Livre 3.22
XXII. « L’esclave, dit Chrysippe, est un mercenaire à vie. » Or comme un mercenaire nous oblige quand il fait plus que la besogne pour laquelle il s’est loué, de même l’esclave qui, par dévouement pour son maître, va au delà des devoirs de sa condition et s’élève à quelque grand acte qui honorerait tout homme né dans une classe plus heureuse, l’esclave qui surpasse ainsi l’attente de son maître est un bienfaiteur trouvé au sein de nos foyers.

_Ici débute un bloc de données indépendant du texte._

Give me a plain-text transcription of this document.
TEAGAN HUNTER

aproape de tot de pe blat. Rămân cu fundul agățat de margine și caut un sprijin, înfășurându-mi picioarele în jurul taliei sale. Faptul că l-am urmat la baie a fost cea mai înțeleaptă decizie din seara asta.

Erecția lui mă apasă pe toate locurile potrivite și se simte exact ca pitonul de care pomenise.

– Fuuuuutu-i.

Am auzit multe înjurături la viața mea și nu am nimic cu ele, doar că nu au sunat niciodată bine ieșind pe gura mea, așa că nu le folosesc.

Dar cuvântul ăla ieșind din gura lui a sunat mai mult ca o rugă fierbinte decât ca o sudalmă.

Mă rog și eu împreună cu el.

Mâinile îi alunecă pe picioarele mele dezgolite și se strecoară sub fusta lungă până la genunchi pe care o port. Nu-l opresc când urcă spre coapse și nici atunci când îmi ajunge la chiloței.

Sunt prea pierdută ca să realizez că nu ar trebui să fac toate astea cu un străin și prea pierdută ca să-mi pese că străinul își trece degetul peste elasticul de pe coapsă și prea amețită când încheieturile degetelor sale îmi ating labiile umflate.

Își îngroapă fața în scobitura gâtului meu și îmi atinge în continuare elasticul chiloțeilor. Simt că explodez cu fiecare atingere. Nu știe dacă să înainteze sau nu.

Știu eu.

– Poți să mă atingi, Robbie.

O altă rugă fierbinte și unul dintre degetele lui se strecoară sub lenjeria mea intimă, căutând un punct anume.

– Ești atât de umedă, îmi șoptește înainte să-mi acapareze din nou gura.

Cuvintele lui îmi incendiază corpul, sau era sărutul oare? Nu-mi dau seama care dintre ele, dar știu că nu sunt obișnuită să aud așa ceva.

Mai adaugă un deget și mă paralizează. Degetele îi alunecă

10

Vous semble-t-il juste que ces hommes, qui nous irritent s’ils font moins que leur devoir, n’obtiennent pas de reconnaissance s’ils font plus que ce qu’ils doivent et font d’ordinaire ? Veut-on savoir quand il n’y a pas bienfait de leur part ? C’est quand le maître peut dire : « Malheur à eux s’ils refusent ! » Mais quand ils ont fait ce qu’ils pouvaient ne pas vouloir, louons-les de l’avoir voulu. Ce sont deux choses contraires que le bienfait et l’injure. On peut rendre service au maître, si l’on peut recevoir de lui une injure : or un juge est établi pour connaître des injures faites par les maîtres à leurs esclaves, pour punir ceux qui font d’eux les victimes de leur cruauté, ou de leur débauche, ou qui leur fournissent d’une main trop avare les choses nécessaires à la vie9…
« Comment ! Un bienfait aurait lieu d’esclave à maître ! » Dites plutôt : d’homme à homme. Enfin ce qui dépendait de lui il l’a fait : il a rendu un grand service à son maître ; il dépend de toi que tu ne l’aies point reçu d’un esclave. Mais quel est l’homme si haut placé que le sort ne puisse réduire à avoir besoin même du dernier des hommes ? Je vais citer maint exemple de bienfaits de genres tout divers, parfois même opposés. Celui-ci donne la vie à son maître ; celui-là la mort ; un troisième le sauve quand il va périr et, si ce n’est assez, périt en le sauvant : l’un aide au suicide de son maître, l’autre a su lui donner le change.